Indeed, far from possible acts of bad faith on the part of government officials, it appears that the agency had no knowledge of the inaccuracies in WorldCom's financial statements until after award, thus making this matter more one of contract administration (a matter beyond our bid protest authority, 4 C.F.R. Sec. 21.5(a)), rather than a protest of the agency's award decision. While we recognize that the protests were timely filed within 10 days of WorldCom's initial public disclosure, we nevertheless have reservations in the unusual circumstances present here about the appropriateness of our Office considering a protest filed well after award and after contract performance has begun, particularly where, as here, the agency has authority to address the alleged impropriety as part of contract administration. /5/

Moreover, the facts surrounding the inaccurate financial information are in flux and, due to the actions pending in other forums, some of those facts are unavailable to our Office during the short time frame under which these protests must be resolved. We hesitate to judge the degree of relevance or importance of such facts--such as the nature of culpability for acts causing the inaccuracies--before the other forums determine them. Thus, although the precise matter being protested here (the award of the DREN contract) is not the subject of litigation before a court of competent jurisdiction (which if had been our Office would have promptly dismissed the protest, see 4 C.F.R. Sec. 21.11(b)), we do not believe it is appropriate for our Office to "get ahead" of this process in the context of this protest.

In sum, the total weight of the concerns presented above causes us to conclude that the matter is not appropriate for review by our Office.

The protests and request for reconsideration are dismissed.

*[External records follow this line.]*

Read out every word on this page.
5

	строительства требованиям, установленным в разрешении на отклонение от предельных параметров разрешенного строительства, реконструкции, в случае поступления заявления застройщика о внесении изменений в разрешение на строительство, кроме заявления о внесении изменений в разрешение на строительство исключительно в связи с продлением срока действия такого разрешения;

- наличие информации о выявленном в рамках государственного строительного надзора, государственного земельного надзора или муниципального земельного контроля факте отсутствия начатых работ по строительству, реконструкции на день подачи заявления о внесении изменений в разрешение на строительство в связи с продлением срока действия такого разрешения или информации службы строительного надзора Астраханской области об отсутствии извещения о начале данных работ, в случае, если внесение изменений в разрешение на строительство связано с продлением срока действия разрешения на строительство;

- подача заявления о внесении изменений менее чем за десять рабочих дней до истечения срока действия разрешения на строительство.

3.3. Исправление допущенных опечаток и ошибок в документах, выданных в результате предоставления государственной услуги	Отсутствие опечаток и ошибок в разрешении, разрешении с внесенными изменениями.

Anthony H. Gamboa General Counsel

1. Essentially, the updated pre-award survey of Global Crossing and the nonresponsibility decision determined that poor financial performance, unfavorable trends of key financial indicators, and legal consequences associated with bankruptcy and possible liquidation exposed the Government to significant, unacceptable risks in entering into any contracts with Global Crossing.

2. Sprint alternatively relies on the alleged misrepresentation to protest the agency's evaluation of risk associated with MCI's technical and management proposals. However, the alleged misrepresentation does not concern the information included in, or the agency's evaluation of, MCI's technical and management proposals; it relates solely to the agency's responsibility determination.

3. Since the request for reconsideration rests upon the alleged misrepresentation, we find no distinction between the protest and the request for reconsideration.

4. We are currently revising our regulations and have issued a proposed rule revising our standard for reviewing affirmative determinations of responsibility. 67 Fed. Reg. 61542, 61544-45 (2002).

5. In this regard, given the circumstances, DITCO may wish to consider whether it needs to take further action to protect the government's interests in connection with this procurement.